By Rich Grady

On September 28, 2011, self-described free-range archivist Jason Scott gave a talk at the New York Public Library on “The Rise of the Metadata Warrior.”  In his talk, he called metadata “a love note to the future.” You can even get a t-shirt with that emblazoned on it! In geospatial metadata terms, 2011 was not the “rise of the metadata warrior” era, but already more like the Fonz “jumping the shark” [See Smithsonian, September 2017]. Geospatial metadata warriors had seen better days, perhaps “happier days” if you actually cared about metadata and were religious about it, pursuing the Holy Grail. For better or worse, those days are over in the geospatial community, where phrases such as “don’t duck metadata” or “mind over metadata” have long lost their popular appeal, if they ever had any such appeal in the first place, such as back 10-20 years ago (when some funding incentives were spread around by FGDC to encourage attention to metadata).  To me, those slogans always sounded like “take your cod liver oil, it’s good for you.”  Yes, it is; and it also tastes bad to most people.

We all know how useful good metadata is for discovering and perhaps accessing geospatial data and resources.  And many of us have spent a lot of time compiling good metadata, regardless of difficult to use tools and tedious standards to learn and apply.  When you combine a task that seems like a chore (i.e. metadata compilation) with tools that are not easy-to-use, and with no incentives to perform or consequences to ignore, a less than stellar result is predictable.  And hounding people for metadata is often a nuisance for the request sender and annoying to the request receiver.  Even as the tools may improve, it still feels like putting a new blanket on an old horse when it comes to FGDC Content Standards for Digital Geospatial Metadata (CSDGM) or the ISO 191** series of geospatial metadata standards.  These standards have a place, but in a way, they are relics of a consensus-building process by religious warriors who were outpaced by technological developments and user expectations.  And yes, I was once one of the faithful.

With the widespread adoption of the Web and general-purpose search engines, such as Google, expectations have changed about what it takes to find some potentially useful data, and then decide if you want to use it.  Let’s face it — other than those of us in the geo-profession who may be familiar with Clearinghouse nodes and FGDC/ISO metadata vocabulary, most users (including non-geo-professionals) prefer to use common vernacular and their favorite search engine to find data they are seeking — and it might be stored in GitHub or an Open Data website, or another repository more modern than a typical GIS Clearinghouse. [See NYC GIS metadata on GitHub]

And with the growth of data science as a profession, data detective work is bigger than it ever was — gumshoes are making a comeback! They are willing to work with potentially useful data regardless of how thoroughly it might be described with detailed metadata, or not described.  In fact, they are more likely to apply techniques from IT and computer science, such as data profiling, to derive metadata from the data itself.  And then that metadata becomes data, and it can become its own map!

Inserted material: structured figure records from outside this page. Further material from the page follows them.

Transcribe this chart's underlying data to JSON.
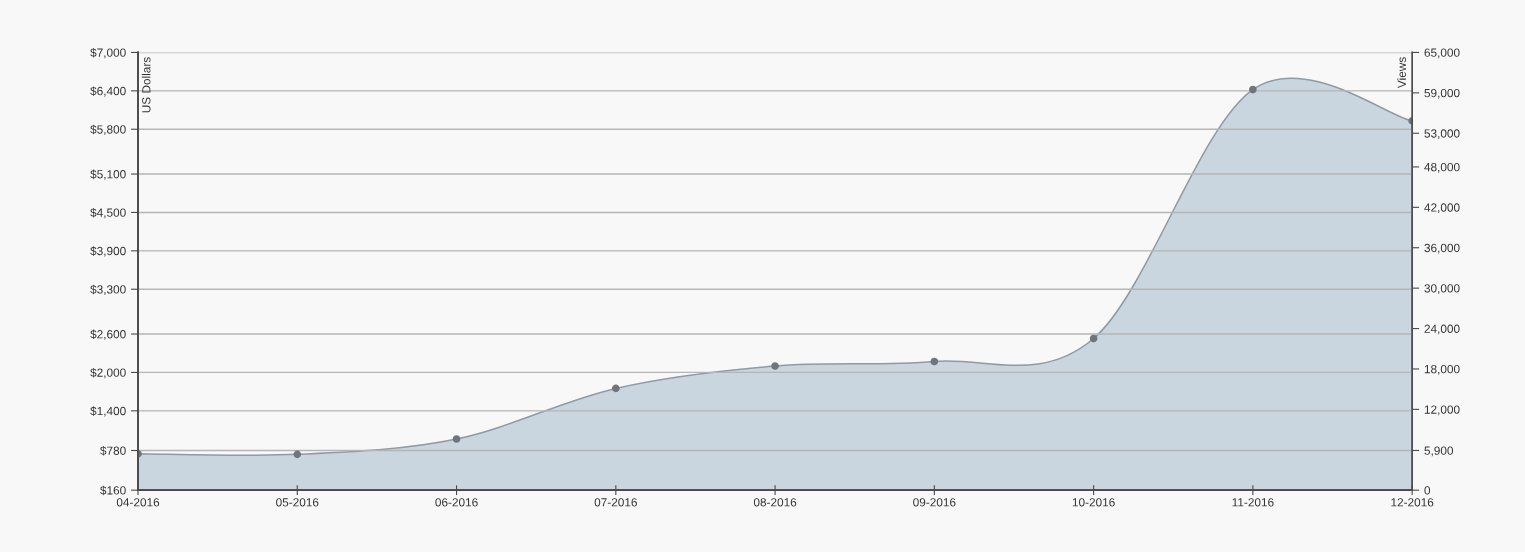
{
  "chart_data": {
    "type": "area",
    "categories": [
      "04-2016",
      "05-2016",
      "06-2016",
      "07-2016",
      "08-2016",
      "09-2016",
      "10-2016",
      "11-2016",
      "12-2016"
    ],
    "series": [
      {
        "color": "#c9d6df",
        "values": [
          730,
          720,
          960,
          1750,
          2100,
          2170,
          2530,
          6420,
          5930
        ]
      }
    ],
    "ylabel": "US Dollars",
    "y2label": "Views",
    "ylim": [
      160,
      7000
    ],
    "yticks": [
      {
        "value": 160,
        "label": "$160"
      },
      {
        "value": 780,
        "label": "$780"
      },
      {
        "value": 1400,
        "label": "$1,400"
      },
      {
        "value": 2000,
        "label": "$2,000"
      },
      {
        "value": 2600,
        "label": "$2,600"
      },
      {
        "value": 3300,
        "label": "$3,300"
      },
      {
        "value": 3900,
        "label": "$3,900"
      },
      {
        "value": 4500,
        "label": "$4,500"
      },
      {
        "value": 5100,
        "label": "$5,100"
      },
      {
        "value": 5800,
        "label": "$5,800"
      },
      {
        "value": 6400,
        "label": "$6,400"
      },
      {
        "value": 7000,
        "label": "$7,000"
      }
    ],
    "y2lim": [
      0,
      65000
    ],
    "y2ticks": [
      0,
      {
        "value": 5900,
        "label": "5,900"
      },
      {
        "value": 12000,
        "label": "12,000"
      },
      {
        "value": 18000,
        "label": "18,000"
      },
      {
        "value": 24000,
        "label": "24,000"
      },
      {
        "value": 30000,
        "label": "30,000"
      },
      {
        "value": 36000,
        "label": "36,000"
      },
      {
        "value": 42000,
        "label": "42,000"
      },
      {
        "value": 48000,
        "label": "48,000"
      },
      {
        "value": 53000,
        "label": "53,000"
      },
      {
        "value": 59000,
        "label": "59,000"
      },
      {
        "value": 65000,
        "label": "65,000"
      }
    ],
    "grid": "y",
    "marker": "circle"
  }
}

Visualization of Twitter metadata for NYC area showing use by locals (blue) vs. tourists (red):

Visualization of Twitter metadata for NYC published jointly by Gnip & Mapbox and data artist Eric Fischer

Published jointly by Gnip & Mapbox and data artist Eric Fischer

While the “metadata of old” in our geospatial world has certainly not disappeared, it has faded in its importance, and is often poorly funded and under-staffed, as higher priorities get the resources — and often, rightfully so. If you were paying attention in GIS 101 or have been in the profession for awhile, then you already know that metadata used to describe geospatial data has a long history dating back to the 1990s (FGDC CSDGM) and even earlier (think of a map legend); but is now part of a much broader set of tools and standards for describing data in general, and how to find and use it.  Some of these other standards include: Dublin Core for identifying and describing resources available on the Web; Data Catalog Vocabulary (DCAT) for the interoperability of data catalogs; Asset Description Metadata Schema (ADMS) for assets within a data catalog rather than the catalog (ADMS is a profile of DCAT); and Google’s Dataset Publishing Language (DSPL).  This is not an exhaustive list, but is intended to illustrate the point that there are other metadata standards besides those that pertain specifically to geospatial data, and that some level of convergence is occurring. This is particularly true when considering the trend toward open data and geospatial data being organizationally related in Departments of Information Technology, within both State and Local governments. [See “Analyze Boston]

In closing, I think metadata is indeed “a love note to the future,” but it will be more appreciated by both the sender and the receiver if it is a brief narrative that conveys the provenance of the data and why it was created, and a little bit about how — the intentions of the heart!  For most purposes, detailed formatted metadata is “jumping the shark” — the leather coat is still cool, but the rest of it is waxing nostalgic.